Het platform kan ook op andere gebieden worden toegepast. "We gebruiken [het platform] nu om neurowetenschappelijke gegevens te beschrijven in een door de NIH gefinancierd project dat we hebben met de ENIGMA-samenwerking, " zei Gil. "Een nieuw aspect van dit domein is dat elke dataset gegevens beschrijft voor een cohort mensen die deel uitmaken van een onderzoek, en bevat een verzameling waarnemingen en niet alleen een bepaalde."

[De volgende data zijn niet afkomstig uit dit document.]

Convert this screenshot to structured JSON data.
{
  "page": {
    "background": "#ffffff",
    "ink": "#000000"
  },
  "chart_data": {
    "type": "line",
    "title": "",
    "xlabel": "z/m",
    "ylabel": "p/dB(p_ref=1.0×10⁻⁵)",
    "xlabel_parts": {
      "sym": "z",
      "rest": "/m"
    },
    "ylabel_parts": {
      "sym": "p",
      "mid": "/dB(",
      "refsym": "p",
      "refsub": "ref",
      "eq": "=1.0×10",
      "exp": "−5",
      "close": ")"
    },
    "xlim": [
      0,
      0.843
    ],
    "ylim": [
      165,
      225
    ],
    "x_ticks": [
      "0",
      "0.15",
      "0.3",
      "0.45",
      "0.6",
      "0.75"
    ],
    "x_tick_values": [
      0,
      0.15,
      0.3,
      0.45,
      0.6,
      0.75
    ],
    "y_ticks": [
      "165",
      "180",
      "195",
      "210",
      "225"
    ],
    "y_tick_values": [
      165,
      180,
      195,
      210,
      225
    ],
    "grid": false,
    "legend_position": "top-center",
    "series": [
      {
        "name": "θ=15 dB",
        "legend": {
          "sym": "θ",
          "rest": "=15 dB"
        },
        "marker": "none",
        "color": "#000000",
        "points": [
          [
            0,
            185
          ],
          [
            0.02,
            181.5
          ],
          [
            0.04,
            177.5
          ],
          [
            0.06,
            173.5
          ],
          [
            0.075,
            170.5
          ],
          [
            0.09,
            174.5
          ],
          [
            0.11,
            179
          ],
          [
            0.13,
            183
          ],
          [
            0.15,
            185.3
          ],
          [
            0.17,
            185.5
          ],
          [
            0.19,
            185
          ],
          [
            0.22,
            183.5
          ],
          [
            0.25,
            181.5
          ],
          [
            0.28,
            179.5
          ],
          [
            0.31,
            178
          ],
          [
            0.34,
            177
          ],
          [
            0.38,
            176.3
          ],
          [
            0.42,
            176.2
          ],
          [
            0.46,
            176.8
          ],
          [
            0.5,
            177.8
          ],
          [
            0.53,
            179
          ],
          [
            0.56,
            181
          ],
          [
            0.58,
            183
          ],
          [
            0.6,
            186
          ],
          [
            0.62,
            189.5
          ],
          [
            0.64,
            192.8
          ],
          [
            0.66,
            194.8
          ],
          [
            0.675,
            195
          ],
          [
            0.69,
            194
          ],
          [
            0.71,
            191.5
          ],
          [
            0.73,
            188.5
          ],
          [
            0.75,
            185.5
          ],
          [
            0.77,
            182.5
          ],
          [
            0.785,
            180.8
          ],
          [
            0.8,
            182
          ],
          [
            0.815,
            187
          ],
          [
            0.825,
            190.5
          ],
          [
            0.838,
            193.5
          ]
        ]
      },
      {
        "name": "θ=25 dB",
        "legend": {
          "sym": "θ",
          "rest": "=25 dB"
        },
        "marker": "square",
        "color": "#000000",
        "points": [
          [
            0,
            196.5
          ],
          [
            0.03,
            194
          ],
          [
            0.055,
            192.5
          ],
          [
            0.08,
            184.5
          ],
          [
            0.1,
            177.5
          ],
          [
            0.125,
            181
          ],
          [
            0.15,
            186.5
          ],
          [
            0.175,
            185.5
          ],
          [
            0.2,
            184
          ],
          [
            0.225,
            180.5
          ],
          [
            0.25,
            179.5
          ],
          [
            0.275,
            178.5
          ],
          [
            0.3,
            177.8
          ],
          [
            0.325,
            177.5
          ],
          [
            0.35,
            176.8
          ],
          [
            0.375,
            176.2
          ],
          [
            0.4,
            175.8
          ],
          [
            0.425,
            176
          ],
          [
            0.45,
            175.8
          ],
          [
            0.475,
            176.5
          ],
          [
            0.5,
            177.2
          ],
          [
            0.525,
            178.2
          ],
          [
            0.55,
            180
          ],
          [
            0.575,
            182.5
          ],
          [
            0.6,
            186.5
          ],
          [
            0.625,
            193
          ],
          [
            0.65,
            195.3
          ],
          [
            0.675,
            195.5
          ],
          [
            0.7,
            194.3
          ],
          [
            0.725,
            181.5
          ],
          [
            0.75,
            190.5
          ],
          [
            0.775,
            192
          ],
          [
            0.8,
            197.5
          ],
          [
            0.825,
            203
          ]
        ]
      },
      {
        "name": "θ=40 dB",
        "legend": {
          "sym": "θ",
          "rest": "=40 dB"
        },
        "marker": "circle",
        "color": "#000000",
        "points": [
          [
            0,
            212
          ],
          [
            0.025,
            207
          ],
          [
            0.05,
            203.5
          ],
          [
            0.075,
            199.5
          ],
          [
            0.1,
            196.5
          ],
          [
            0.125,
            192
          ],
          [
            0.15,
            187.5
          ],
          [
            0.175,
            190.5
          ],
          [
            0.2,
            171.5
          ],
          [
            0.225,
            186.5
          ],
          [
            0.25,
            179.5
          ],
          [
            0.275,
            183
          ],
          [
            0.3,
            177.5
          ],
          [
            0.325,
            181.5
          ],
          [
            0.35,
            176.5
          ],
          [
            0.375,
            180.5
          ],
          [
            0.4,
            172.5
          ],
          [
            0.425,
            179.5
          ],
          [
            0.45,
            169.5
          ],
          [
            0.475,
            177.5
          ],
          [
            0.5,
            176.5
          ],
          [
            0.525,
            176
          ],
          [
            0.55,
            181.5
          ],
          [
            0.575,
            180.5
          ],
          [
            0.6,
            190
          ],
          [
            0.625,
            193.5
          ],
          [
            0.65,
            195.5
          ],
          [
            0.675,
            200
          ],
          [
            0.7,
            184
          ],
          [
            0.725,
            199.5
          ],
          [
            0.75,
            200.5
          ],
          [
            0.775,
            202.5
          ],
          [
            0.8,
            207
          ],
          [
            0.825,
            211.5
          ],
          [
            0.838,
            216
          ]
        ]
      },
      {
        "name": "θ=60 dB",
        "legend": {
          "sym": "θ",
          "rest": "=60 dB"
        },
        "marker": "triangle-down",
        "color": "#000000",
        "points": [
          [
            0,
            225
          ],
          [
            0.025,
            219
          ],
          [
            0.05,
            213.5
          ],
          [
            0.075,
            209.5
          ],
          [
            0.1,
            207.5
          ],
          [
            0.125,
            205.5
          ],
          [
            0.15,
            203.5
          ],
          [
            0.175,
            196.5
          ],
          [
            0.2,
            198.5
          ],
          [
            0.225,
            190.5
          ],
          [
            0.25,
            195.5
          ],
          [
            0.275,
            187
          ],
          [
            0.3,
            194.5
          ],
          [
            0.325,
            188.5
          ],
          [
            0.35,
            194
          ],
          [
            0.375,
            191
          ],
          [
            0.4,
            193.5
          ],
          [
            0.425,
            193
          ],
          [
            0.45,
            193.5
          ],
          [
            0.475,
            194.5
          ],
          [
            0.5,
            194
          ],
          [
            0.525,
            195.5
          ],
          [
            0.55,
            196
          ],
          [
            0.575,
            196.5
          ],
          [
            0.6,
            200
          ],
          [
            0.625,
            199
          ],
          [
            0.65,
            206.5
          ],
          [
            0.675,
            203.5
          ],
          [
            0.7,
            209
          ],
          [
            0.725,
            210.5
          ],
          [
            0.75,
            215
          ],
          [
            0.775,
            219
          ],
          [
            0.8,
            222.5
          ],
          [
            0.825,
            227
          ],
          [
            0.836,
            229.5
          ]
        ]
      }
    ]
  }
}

Bovendien, PaCTS is slechts een derde van het standaardisatieproces, aangezien het goed is voor de rapportagevereisten. Het standaardiseren van gegevensrepresentatie en terminologie ronden het proces af. Dit laatste omvat woordenschat en bijbehorende spelling, Khider merkte op, aangezien de meeste databases identieke concepten bevatten die op verschillende manieren zijn uitgewerkt, wat het zoeken naar een bepaalde dataset uitdagend kan maken. "De meest voor de hand liggende volgende stap is het bouwen van een bibliotheek met voorbeeldnotitieboekjes die laten zien hoe deze standaarden en code helpen bij het oplossen van veelvoorkomende onderzoeksproblemen in de paleoklimatologie, en hoe ze de deur openen naar nieuwe onderzoeken, "Zei Emile-Geay. "Het is nu tijd om deze normen voor [wetenschappers] te laten werken."